A federal jury in Florida has stood up for the men and women who serve their country when their government failed to do so. $22.5 million was awarded to an Army veteran who suffers from hearing loss and tinnitus as a result of 3M’s sale of faulty earplugs to the United States military. The amount is the largest yet awarded in a litigation that still has hundreds of thousands of lawsuits left to be heard.
The issue stems from a whistleblower lawsuit that alerted the government to the fact that 3M knew that its run of Combat Arms earplugs was defective and was selling them to the military anyway. Designed to be dependent on a tight seal in the ear canal, the devices were manufactured to be too short to create that seal. As a result, the protection that was supposed to keep loud sounds from reaching the ear drums of soldiers and other personnel who encounter such sounds every day was more or less nullified from the start.

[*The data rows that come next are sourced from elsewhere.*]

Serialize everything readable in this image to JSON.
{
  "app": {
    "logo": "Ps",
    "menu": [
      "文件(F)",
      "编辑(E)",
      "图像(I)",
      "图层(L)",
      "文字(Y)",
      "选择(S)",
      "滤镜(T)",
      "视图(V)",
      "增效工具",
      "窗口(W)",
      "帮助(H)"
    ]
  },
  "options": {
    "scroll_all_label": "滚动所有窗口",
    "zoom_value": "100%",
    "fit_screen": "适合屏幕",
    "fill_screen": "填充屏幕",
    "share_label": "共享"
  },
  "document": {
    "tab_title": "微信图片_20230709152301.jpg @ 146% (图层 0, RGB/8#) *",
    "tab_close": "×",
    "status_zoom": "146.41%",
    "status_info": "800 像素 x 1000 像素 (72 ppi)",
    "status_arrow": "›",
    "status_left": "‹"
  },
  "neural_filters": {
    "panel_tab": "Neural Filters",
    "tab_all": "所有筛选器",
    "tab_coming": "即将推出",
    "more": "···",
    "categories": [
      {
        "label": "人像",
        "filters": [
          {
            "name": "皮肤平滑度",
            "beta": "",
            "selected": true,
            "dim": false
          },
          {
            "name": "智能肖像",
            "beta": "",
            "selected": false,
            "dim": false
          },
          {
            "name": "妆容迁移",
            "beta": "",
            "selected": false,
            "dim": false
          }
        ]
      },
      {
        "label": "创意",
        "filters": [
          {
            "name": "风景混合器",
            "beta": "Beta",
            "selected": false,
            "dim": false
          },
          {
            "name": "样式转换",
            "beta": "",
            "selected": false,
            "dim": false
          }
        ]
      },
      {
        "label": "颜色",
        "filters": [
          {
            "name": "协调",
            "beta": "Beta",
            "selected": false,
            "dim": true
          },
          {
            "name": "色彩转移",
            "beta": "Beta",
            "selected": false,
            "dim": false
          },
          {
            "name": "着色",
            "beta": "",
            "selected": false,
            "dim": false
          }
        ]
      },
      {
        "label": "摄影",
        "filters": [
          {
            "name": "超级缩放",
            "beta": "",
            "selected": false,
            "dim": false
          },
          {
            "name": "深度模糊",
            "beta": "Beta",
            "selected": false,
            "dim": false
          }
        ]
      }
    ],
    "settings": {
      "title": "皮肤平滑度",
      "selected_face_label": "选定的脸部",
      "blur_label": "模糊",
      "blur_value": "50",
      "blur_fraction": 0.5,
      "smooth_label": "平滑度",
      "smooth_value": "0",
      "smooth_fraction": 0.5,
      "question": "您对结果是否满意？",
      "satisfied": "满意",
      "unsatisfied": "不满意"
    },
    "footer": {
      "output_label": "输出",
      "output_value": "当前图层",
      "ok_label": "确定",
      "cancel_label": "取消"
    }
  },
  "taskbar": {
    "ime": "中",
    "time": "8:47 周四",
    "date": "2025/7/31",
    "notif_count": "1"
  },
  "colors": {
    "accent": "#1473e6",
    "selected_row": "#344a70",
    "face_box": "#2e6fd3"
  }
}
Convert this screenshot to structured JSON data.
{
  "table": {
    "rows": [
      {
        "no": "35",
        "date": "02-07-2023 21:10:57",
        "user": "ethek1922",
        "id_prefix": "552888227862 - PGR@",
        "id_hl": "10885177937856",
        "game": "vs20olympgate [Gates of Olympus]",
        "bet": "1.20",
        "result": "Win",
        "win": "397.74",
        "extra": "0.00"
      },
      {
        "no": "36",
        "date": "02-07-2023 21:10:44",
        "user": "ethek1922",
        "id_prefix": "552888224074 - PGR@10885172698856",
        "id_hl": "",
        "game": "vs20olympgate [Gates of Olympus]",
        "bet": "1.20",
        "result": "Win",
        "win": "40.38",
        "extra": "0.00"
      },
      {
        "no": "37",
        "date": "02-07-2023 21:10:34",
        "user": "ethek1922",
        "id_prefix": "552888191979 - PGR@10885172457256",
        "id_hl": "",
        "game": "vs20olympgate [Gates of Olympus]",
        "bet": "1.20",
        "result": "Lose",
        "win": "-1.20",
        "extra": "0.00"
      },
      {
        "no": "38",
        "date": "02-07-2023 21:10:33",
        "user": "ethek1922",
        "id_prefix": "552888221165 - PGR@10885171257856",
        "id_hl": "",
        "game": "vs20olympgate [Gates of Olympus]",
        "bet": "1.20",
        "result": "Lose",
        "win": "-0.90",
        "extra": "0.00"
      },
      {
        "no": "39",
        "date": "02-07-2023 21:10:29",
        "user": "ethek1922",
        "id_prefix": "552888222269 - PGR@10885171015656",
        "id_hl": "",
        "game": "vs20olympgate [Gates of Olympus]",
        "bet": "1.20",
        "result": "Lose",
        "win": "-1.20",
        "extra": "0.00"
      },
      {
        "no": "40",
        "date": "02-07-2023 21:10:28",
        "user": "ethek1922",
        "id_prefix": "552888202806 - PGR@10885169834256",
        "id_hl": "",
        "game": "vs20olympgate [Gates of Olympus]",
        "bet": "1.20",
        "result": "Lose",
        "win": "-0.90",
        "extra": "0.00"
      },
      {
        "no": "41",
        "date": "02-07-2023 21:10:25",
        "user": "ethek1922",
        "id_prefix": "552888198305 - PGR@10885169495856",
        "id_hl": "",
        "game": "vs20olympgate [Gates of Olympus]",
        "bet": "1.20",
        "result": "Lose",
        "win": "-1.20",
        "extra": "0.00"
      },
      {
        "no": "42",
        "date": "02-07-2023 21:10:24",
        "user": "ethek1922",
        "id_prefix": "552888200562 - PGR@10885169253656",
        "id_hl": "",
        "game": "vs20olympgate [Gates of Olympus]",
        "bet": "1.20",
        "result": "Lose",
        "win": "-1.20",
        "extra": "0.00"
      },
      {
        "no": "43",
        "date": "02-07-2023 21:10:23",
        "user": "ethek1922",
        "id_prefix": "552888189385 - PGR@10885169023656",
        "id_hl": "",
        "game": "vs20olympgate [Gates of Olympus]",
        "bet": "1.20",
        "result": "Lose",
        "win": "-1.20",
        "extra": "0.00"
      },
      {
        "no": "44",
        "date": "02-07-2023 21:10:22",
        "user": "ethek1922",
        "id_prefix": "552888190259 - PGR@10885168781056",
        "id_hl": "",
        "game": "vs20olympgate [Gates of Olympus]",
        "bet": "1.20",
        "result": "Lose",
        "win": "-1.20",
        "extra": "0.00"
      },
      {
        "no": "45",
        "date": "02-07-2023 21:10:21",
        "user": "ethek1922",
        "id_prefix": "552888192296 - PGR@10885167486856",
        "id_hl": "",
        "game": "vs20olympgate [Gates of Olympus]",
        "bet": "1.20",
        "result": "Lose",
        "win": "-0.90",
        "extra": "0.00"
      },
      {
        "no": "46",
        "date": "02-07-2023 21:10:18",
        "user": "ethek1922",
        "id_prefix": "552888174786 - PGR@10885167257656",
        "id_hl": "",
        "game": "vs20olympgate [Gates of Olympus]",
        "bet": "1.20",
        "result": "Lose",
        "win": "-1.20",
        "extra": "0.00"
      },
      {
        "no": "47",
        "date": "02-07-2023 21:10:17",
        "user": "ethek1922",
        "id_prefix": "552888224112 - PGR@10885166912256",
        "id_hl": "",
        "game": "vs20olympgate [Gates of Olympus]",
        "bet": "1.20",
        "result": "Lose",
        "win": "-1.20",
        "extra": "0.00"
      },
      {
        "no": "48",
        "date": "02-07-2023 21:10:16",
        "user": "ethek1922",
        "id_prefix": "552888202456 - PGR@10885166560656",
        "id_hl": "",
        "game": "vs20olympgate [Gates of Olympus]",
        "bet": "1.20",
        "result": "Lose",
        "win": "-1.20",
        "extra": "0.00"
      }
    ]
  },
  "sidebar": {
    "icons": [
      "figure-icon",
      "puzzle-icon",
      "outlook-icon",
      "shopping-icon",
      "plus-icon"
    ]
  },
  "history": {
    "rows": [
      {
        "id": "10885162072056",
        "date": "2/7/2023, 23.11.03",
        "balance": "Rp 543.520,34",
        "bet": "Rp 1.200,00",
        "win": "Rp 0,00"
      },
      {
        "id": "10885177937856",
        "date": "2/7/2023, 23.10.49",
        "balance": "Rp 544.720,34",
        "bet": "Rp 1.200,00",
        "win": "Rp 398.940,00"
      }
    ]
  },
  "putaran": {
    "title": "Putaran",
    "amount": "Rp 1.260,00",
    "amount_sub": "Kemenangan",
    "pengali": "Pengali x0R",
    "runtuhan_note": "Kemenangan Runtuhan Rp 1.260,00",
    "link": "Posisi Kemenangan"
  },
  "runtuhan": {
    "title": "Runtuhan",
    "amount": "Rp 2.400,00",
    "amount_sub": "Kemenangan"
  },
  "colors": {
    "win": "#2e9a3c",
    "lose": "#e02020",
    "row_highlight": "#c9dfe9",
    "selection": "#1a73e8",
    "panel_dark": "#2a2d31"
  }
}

The government’s retribution for 3M’s deceit was a paltry $9 million fine; an amount that effectively got them a refund on the contract for the earplugs they had ordered. It did nothing to punish the company for its deceit of its customer or the servicemen and women that would depend on the product to keep their ears and hearing safe.
The result has been over 272,000 consumer lawsuits filed by individual servicemen and women against the company that knowingly put their hearing at risk. Over $29 million has been awarded thus far across just eight trials. 3M has successfully defended itself just three times and two Combat Arms earplug trials are currently underway.